1 6.500e+00 5.000e+00 f() = 512.500 size = 1.130
2 5.250e+00 4.000e+00 f() = 290.625 size = 1.409
3 5.250e+00 4.000e+00 f() = 290.625 size = 1.409
4 5.500e+00 1.000e+00 f() = 252.500 size = 1.409
5 2.625e+00 3.500e+00 f() = 101.406 size = 1.847
6 2.625e+00 3.500e+00 f() = 101.406 size = 1.847
7 0.000e+00 3.000e+00 f() = 60.000 size = 1.847
8 2.094e+00 1.875e+00 f() = 42.275 size = 1.321
9 2.578e-01 1.906e+00 f() = 35.684 size = 1.069
10 5.879e-01 2.445e+00 f() = 35.664 size = 0.841
11 1.258e+00 2.025e+00 f() = 30.680 size = 0.476
12 1.258e+00 2.025e+00 f() = 30.680 size = 0.367
13 1.093e+00 1.849e+00 f() = 30.539 size = 0.300
14 8.830e-01 2.004e+00 f() = 30.137 size = 0.172
15 8.830e-01 2.004e+00 f() = 30.137 size = 0.126
16 9.582e-01 2.060e+00 f() = 30.090 size = 0.106
17 1.022e+00 2.004e+00 f() = 30.005 size = 0.063
18 1.022e+00 2.004e+00 f() = 30.005 size = 0.043
19 1.022e+00 2.004e+00 f() = 30.005 size = 0.043
20 1.022e+00 2.004e+00 f() = 30.005 size = 0.027
21 1.022e+00 2.004e+00 f() = 30.005 size = 0.022
22 9.920e-01 1.997e+00 f() = 30.001 size = 0.016
23 9.920e-01 1.997e+00 f() = 30.001 size = 0.013
converged to minimum at
24 9.920e-01 1.997e+00 f() = 30.001 size = 0.008
The simplex size first increases, while the simplex moves towards the minimum.
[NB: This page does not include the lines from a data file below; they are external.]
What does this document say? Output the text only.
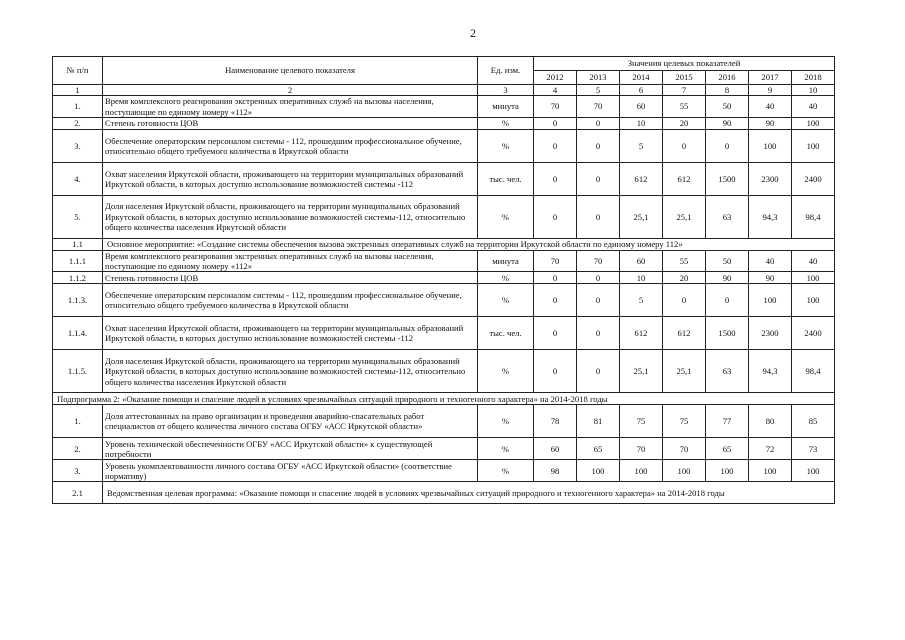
2
№ п/п	Наименование целевого показателя	Ед. изм.	Значения целевых показателей						
			2012	2013	2014	2015	2016	2017	2018
1	2	3	4	5	6	7	8	9	10
1.	Время комплексного реагирования экстренных оперативных служб на вызовы населения, поступающие по единому номеру «112»	минута	70	70	60	55	50	40	40
2.	Степень готовности ЦОВ	%	0	0	10	20	90	90	100
3.	Обеспечение операторским персоналом системы - 112, прошедшим профессиональное обучение, относительно общего требуемого количества в Иркутской области	%	0	0	5	0	0	100	100
4.	Охват населения Иркутской области, проживающего на территории муниципальных образований Иркутской области, в которых доступно использование возможностей системы -112	тыс. чел.	0	0	612	612	1500	2300	2400
5.	Доля населения Иркутской области, проживающего на территории муниципальных образований Иркутской области, в которых доступно использование возможностей системы-112, относительно общего количества населения Иркутской области	%	0	0	25,1	25,1	63	94,3	98,4
1.1	Основное мероприятие: «Создание системы обеспечения вызова экстренных оперативных служб на территории Иркутской области по единому номеру 112»								
1.1.1	Время комплексного реагирования экстренных оперативных служб на вызовы населения, поступающие по единому номеру «112»	минута	70	70	60	55	50	40	40
1.1.2	Степень готовности ЦОВ	%	0	0	10	20	90	90	100
1.1.3.	Обеспечение операторским персоналом системы - 112, прошедшим профессиональное обучение, относительно общего требуемого количества в Иркутской области	%	0	0	5	0	0	100	100
1.1.4.	Охват населения Иркутской области, проживающего на территории муниципальных образований Иркутской области, в которых доступно использование возможностей системы -112	тыс. чел.	0	0	612	612	1500	2300	2400
1.1.5.	Доля населения Иркутской области, проживающего на территории муниципальных образований Иркутской области, в которых доступно использование возможностей системы-112, относительно общего количества населения Иркутской области	%	0	0	25,1	25,1	63	94,3	98,4
Подпрограмма 2: «Оказание помощи и спасение людей в условиях чрезвычайных ситуаций природного и техногенного характера» на 2014-2018 годы									
1.	Доля аттестованных на право организации и проведения аварийно-спасательных работ специалистов от общего количества личного состава ОГБУ «АСС Иркутской области»	%	78	81	75	75	77	80	85
2.	Уровень технической обеспеченности ОГБУ «АСС Иркутской области» к существующей потребности	%	60	65	70	70	65	72	73
3.	Уровень укомплектованности личного состава ОГБУ «АСС Иркутской области» (соответствие нормативу)	%	98	100	100	100	100	100	100
2.1	Ведомственная целевая программа: «Оказание помощи и спасение людей в условиях чрезвычайных ситуаций природного и техногенного характера» на 2014-2018 годы								
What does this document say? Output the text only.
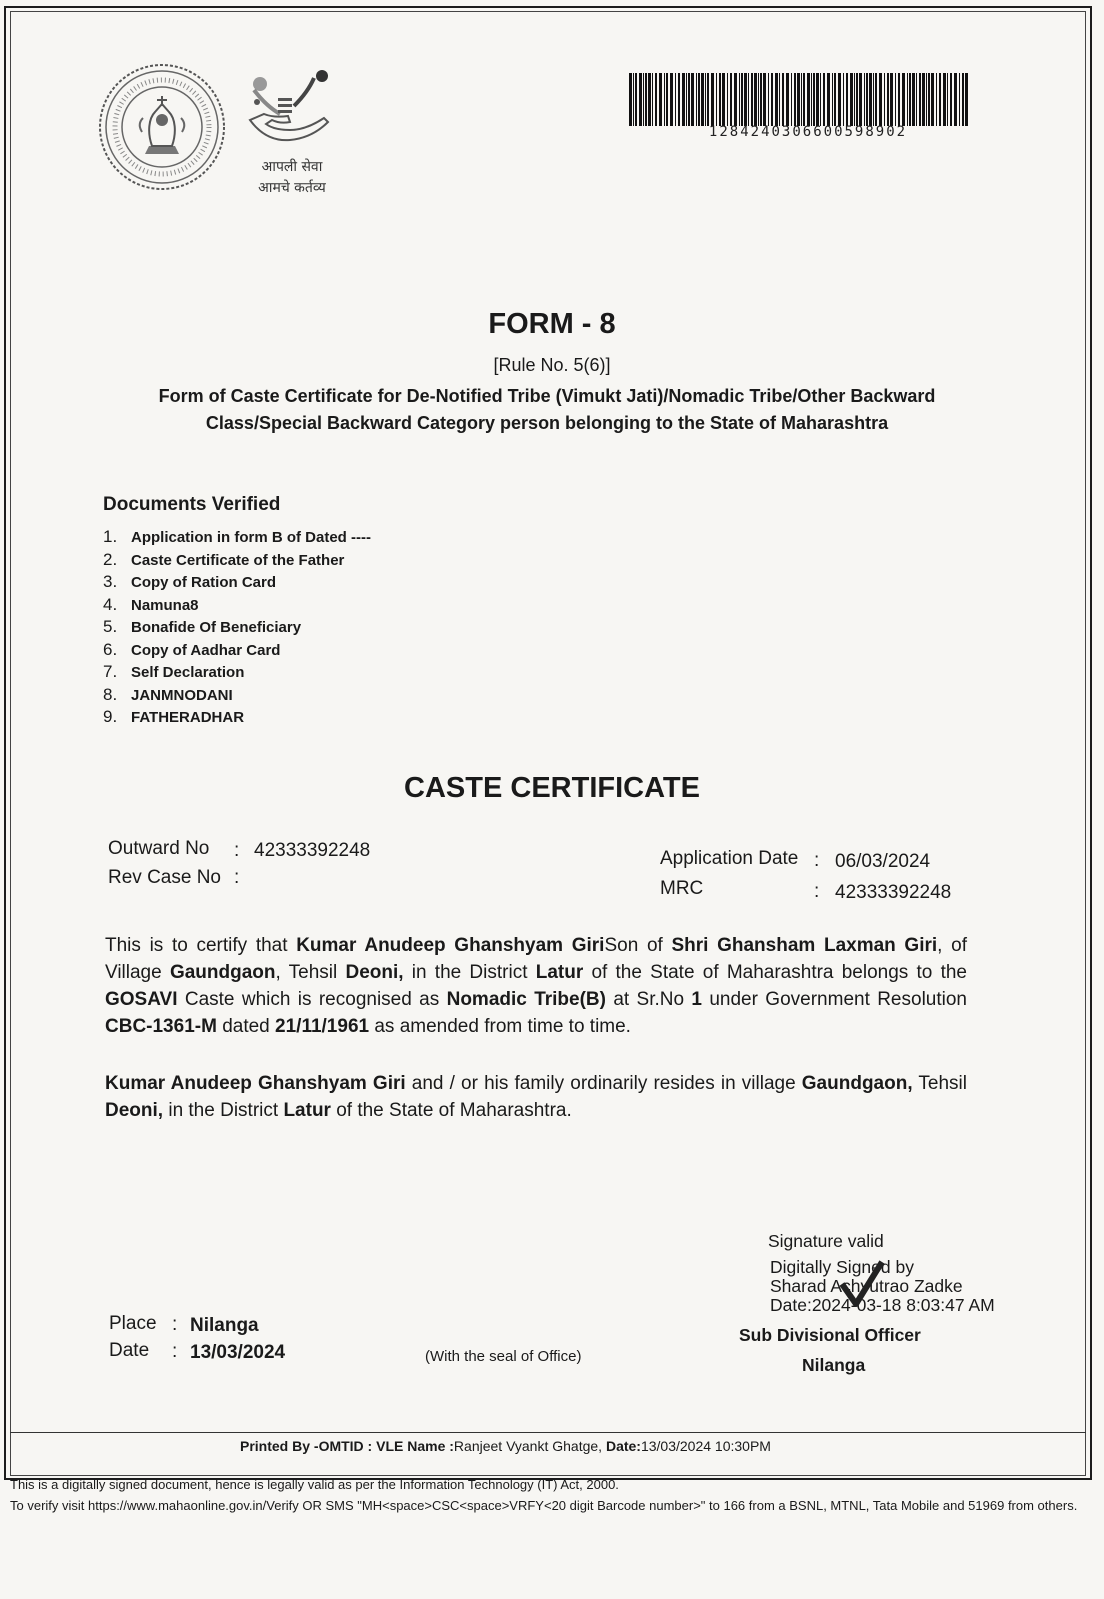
आपली सेवा
आमचे कर्तव्य
1284240306600598902
FORM - 8
[Rule No. 5(6)]
Form of Caste Certificate for De-Notified Tribe (Vimukt Jati)/Nomadic Tribe/Other Backward Class/Special Backward Category person belonging to the State of Maharashtra
Documents Verified
1. Application in form B of Dated ----
2. Caste Certificate of the Father
3. Copy of Ration Card
4. Namuna8
5. Bonafide Of Beneficiary
6. Copy of Aadhar Card
7. Self Declaration
8. JANMNODANI
9. FATHERADHAR
CASTE CERTIFICATE
Outward No : 42333392248
Rev Case No :
Application Date : 06/03/2024
MRC	: 42333392248
This is to certify that Kumar Anudeep Ghanshyam GiriSon of Shri Ghansham Laxman Giri, of Village Gaundgaon, Tehsil Deoni, in the District Latur of the State of Maharashtra belongs to the GOSAVI Caste which is recognised as Nomadic Tribe(B) at Sr.No 1 under Government Resolution CBC-1361-M dated 21/11/1961 as amended from time to time.
Kumar Anudeep Ghanshyam Giri and / or his family ordinarily resides in village Gaundgaon, Tehsil Deoni, in the District Latur of the State of Maharashtra.
Signature valid
Digitally Signed by
Sharad Achyutrao Zadke
Date:2024-03-18 8:03:47 AM
Sub Divisional Officer
Nilanga
Place : Nilanga
Date : 13/03/2024	(With the seal of Office)
Printed By -OMTID : VLE Name :Ranjeet Vyankt Ghatge, Date:13/03/2024 10:30PM
This is a digitally signed document, hence is legally valid as per the Information Technology (IT) Act, 2000.
To verify visit https://www.mahaonline.gov.in/Verify OR SMS "MH<space>CSC<space>VRFY<20 digit Barcode number>" to 166 from a BSNL, MTNL, Tata Mobile and 51969 from others.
After a while the size begins to decrease as the simplex contracts around the minimum.
References and Further Reading¶
The conjugate gradient and BFGS methods are described in detail in the following book,
R. Fletcher, Practical Methods of Optimization (Second Edition) Wiley (1987), ISBN 0471915475.
A brief description of multidimensional minimization algorithms and more recent references can be found in,
C.W. Ueberhuber, Numerical Computation (Volume 2), Chapter 14, Section 4.4 “Minimization Methods”, p.: 325–335, Springer (1997), ISBN 3-540-62057-5.
The simplex algorithm is described in the following paper,
J.A. Nelder and R. Mead, A simplex method for function minimization, Computer Journal vol.: 7 (1965), 308–313.